A humildade nunca foi uma preocupação da Coca-Cola. Um de seus folhetos
dizia: “um bilhão de anos atrás, a vida humana aparecia na Terra. Um bilhão
de minutos atrás, o cristianismo emergiu. Um bilhão de segundos atrás, os
Beatles se apresentaram no Ed Sullivan Show. Um bilhão de Coca-Colas atrás,
era ontem de manhã.” Não havia nenhuma ironia pós-moderna nisso. (Dearlove;
Crainer, 2000: 21)
No mundo ou fora dele, a presunção coletiva sempre foi a sua marca: “De
fato, mais tarde ela atingiu os céus – ao voltarem da Lua, os astronautas as
Apollo foram recebidos com um cartaz onde se lia “Bem-vindos à Terra, o lar
da Coca-Cola”. O planeta se curva a ela” (Dearlove; Crainer, 2000: 21).
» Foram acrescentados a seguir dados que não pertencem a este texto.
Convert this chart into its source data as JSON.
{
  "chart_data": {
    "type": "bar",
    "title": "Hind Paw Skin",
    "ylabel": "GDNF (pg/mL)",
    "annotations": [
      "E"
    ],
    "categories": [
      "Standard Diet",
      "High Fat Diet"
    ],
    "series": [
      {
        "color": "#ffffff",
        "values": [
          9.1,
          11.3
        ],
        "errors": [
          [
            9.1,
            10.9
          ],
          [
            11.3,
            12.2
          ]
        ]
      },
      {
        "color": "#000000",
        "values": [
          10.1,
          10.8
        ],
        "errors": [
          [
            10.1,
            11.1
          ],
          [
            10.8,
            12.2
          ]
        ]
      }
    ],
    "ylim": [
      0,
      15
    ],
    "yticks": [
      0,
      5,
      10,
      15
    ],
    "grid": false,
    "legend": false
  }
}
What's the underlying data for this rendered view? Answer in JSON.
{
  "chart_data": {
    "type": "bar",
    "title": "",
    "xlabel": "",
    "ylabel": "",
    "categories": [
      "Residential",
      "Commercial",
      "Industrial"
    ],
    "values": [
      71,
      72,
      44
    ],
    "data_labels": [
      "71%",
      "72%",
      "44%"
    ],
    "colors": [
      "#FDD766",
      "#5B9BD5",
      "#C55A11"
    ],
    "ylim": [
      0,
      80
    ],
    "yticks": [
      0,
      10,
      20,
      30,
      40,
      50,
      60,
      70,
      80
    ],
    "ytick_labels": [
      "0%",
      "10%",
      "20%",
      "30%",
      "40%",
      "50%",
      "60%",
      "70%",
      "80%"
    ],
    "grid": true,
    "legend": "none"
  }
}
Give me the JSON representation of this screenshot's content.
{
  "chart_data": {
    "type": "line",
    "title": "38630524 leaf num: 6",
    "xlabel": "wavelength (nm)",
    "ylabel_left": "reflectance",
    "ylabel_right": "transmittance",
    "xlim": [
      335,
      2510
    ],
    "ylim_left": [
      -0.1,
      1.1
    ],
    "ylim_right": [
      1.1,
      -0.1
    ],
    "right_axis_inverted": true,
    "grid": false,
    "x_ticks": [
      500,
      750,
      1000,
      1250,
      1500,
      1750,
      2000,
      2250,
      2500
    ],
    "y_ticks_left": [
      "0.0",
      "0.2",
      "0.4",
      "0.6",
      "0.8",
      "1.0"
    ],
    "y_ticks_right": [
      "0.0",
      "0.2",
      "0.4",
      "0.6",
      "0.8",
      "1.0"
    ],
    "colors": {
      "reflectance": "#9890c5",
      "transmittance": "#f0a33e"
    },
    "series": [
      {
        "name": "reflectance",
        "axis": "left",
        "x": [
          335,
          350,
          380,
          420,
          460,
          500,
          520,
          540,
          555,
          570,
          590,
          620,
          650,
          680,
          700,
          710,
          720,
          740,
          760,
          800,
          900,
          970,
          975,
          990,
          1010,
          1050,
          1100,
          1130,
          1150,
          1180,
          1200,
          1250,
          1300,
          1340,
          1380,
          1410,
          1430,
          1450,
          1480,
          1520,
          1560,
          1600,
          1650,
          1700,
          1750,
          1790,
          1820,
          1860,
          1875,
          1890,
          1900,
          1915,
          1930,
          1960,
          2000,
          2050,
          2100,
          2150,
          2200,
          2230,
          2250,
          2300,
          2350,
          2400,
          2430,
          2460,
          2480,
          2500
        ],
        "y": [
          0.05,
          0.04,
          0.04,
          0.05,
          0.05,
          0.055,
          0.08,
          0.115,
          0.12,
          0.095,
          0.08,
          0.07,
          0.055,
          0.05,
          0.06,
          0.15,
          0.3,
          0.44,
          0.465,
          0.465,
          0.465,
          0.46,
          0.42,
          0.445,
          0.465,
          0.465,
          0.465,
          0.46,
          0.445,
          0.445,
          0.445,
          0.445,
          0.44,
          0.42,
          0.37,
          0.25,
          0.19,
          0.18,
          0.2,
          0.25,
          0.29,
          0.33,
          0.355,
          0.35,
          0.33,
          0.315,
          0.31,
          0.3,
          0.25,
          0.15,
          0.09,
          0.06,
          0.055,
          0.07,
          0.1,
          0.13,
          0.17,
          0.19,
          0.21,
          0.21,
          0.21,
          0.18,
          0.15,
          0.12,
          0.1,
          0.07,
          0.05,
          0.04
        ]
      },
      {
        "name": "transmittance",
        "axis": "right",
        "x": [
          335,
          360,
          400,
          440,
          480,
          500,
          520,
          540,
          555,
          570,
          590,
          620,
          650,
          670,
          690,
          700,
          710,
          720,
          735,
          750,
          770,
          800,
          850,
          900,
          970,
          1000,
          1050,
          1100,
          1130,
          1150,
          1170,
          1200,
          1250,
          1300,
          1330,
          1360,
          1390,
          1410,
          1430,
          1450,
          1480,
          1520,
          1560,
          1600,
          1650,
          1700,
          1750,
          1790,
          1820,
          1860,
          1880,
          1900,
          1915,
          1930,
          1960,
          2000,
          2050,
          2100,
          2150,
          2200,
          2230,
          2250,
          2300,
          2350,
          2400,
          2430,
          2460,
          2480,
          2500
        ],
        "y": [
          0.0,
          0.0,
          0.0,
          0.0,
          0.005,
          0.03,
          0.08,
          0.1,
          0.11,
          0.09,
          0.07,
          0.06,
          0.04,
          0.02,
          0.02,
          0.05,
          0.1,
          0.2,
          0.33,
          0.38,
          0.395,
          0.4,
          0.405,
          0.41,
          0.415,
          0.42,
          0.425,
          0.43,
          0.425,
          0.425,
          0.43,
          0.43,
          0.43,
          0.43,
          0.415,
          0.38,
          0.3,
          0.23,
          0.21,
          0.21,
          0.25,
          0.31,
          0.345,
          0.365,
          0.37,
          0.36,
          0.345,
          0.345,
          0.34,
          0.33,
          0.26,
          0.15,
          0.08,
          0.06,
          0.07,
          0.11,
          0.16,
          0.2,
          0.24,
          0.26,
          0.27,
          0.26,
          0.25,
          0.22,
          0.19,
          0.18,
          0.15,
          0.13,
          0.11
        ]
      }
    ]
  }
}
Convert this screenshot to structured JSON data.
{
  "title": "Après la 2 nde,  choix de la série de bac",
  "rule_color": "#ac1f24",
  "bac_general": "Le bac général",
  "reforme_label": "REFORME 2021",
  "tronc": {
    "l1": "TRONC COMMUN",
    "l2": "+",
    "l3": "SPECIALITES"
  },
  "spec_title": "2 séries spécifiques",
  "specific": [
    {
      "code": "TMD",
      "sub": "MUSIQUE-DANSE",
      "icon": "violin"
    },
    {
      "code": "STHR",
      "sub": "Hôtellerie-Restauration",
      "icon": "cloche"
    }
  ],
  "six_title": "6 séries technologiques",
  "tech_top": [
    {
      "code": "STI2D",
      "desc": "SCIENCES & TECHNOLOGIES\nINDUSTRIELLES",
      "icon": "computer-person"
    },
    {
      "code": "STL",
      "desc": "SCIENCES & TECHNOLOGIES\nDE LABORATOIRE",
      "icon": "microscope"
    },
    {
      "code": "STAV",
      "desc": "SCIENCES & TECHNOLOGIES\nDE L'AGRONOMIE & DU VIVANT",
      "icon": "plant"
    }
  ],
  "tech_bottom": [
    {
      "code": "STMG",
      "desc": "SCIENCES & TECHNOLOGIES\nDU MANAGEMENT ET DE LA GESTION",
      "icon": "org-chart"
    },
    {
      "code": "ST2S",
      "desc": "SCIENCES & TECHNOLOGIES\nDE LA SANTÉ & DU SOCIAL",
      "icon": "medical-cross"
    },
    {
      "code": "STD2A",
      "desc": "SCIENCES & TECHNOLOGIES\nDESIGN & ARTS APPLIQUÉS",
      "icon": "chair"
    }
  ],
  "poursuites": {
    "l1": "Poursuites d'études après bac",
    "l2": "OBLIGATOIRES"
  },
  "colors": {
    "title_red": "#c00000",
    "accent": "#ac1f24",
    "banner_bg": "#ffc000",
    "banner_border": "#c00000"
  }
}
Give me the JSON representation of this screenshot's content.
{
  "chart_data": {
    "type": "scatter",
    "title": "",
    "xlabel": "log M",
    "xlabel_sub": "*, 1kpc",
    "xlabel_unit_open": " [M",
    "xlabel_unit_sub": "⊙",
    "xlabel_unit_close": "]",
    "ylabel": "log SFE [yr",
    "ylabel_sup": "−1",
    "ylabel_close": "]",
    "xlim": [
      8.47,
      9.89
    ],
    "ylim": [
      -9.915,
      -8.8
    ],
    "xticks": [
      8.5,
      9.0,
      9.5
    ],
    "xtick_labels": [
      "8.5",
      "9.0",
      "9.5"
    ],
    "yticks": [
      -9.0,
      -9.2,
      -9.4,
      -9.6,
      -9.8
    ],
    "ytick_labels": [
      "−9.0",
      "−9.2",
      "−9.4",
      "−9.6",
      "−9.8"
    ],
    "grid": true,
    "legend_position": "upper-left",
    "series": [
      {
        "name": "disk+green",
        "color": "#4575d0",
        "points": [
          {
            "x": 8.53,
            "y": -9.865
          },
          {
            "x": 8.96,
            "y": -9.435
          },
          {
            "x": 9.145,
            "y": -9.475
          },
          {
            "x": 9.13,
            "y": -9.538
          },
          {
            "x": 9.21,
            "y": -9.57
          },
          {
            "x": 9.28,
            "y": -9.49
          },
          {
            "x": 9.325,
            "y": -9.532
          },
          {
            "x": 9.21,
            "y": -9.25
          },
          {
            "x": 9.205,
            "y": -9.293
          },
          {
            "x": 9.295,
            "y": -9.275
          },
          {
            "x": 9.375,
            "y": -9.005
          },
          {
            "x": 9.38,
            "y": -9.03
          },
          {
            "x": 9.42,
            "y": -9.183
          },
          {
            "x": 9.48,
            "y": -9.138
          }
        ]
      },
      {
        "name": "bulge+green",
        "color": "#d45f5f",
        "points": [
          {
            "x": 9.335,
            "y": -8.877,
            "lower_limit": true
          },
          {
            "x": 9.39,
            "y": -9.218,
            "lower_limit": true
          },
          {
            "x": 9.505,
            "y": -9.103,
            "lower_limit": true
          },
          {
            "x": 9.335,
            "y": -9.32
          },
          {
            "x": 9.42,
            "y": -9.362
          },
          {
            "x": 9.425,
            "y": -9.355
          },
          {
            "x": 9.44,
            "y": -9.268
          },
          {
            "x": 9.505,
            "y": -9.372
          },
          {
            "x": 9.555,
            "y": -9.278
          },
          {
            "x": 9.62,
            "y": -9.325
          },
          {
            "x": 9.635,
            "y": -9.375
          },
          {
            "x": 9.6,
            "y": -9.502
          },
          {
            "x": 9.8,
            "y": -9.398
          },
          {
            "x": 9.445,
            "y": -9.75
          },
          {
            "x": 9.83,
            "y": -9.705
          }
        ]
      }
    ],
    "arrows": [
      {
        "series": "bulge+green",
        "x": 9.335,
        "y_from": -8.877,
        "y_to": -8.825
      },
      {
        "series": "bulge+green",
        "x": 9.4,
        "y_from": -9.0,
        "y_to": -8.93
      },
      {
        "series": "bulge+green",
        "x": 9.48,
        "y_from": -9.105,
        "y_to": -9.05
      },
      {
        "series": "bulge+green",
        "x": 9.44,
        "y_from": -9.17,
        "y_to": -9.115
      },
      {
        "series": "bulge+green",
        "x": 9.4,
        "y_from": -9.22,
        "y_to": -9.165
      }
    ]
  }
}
A Coca-Cola é única (Princípio de Gause). Fiel ao seu foco (strategos),
incansável para assegurar o seu marketingmind brand positioning. Errou
quando tentou “copiar a Pepsi”; transgrediu a lei da percepção:
Alguns executivos dos refrigerantes acreditam que o marketing é uma batalha
de paladares. Bem, a New Coke é a no 1 em paladar. A Coca-Cola Company
realizou 200.000 testes de paladar que “provaram” ter a New Coke gosto
melhor do que a Pepsi-Cola e que a Pepsi é mais gostosa que a fórmula
original da Coca-Cola, agora chamada de Coca-Cola Classic. (Ries, 1993: 17)
Quem está vencendo a batalha? Coca-Cola (Classic), New Coke ou Pepsi?
Segundo Ries, a líder de sempre.
A New Coke, que a pesquisa mostrou ter o melhor sabor, está em terceiro
lugar. A Coca-Cola Classic, que a empresa mostrou ter o pior sabor, está em
primeiro lugar. As pessoas acreditam naquilo que querem acreditar (...) o
mercado de refrigerantes é uma batalha de percepções, não de sabor. (ibid.:
17)
Fábricas modernas, exemplos de produção, logística, caminhões, propaganda,
tudo é mágico “dentro” e “fora”. A marca é tudo isso. É um léxico de
contigüidade neural, como já mencionado.
Posicionamento estratégico, vantagens competitivas sustentáveis, escopo da
cadeia de valor, marketing, mente e marca são o conjunto que a empresa deve
administrar.
A Coca-Cola fará tudo para ser a no 1 na mente de todos. Essa é a sua
estratégia.
Concluindo, segundo Kotler (1999), Ries (2000) e Nobrega (2001), a marca
deve forjar a sua escolha estratégica orientada pelo marketingmind approach.
Isto é, tanto o seu posicionamento estratégico quanto as vantagens
competitivas sustentáveis devem ser administradas sob essa abordagem.
Identidade e imagem de marca precisam estar sincronizadas. Tanto “fora”
quanto “dentro”, a marca é uma só. A missão é a marca; a marca é a missão.
A decisão de um marketingmind brand positioning (posicionamento da marca na
mente e no mercado), depende da análise que se faz do léxico: estratégia,
marketing, marca e mente dentro de um cenário competitivo. É uma opção que
não se pode mudar, depois de fixada. Para vencer a competição, a marca deve
ser fiel à estratégia com muita criatividade.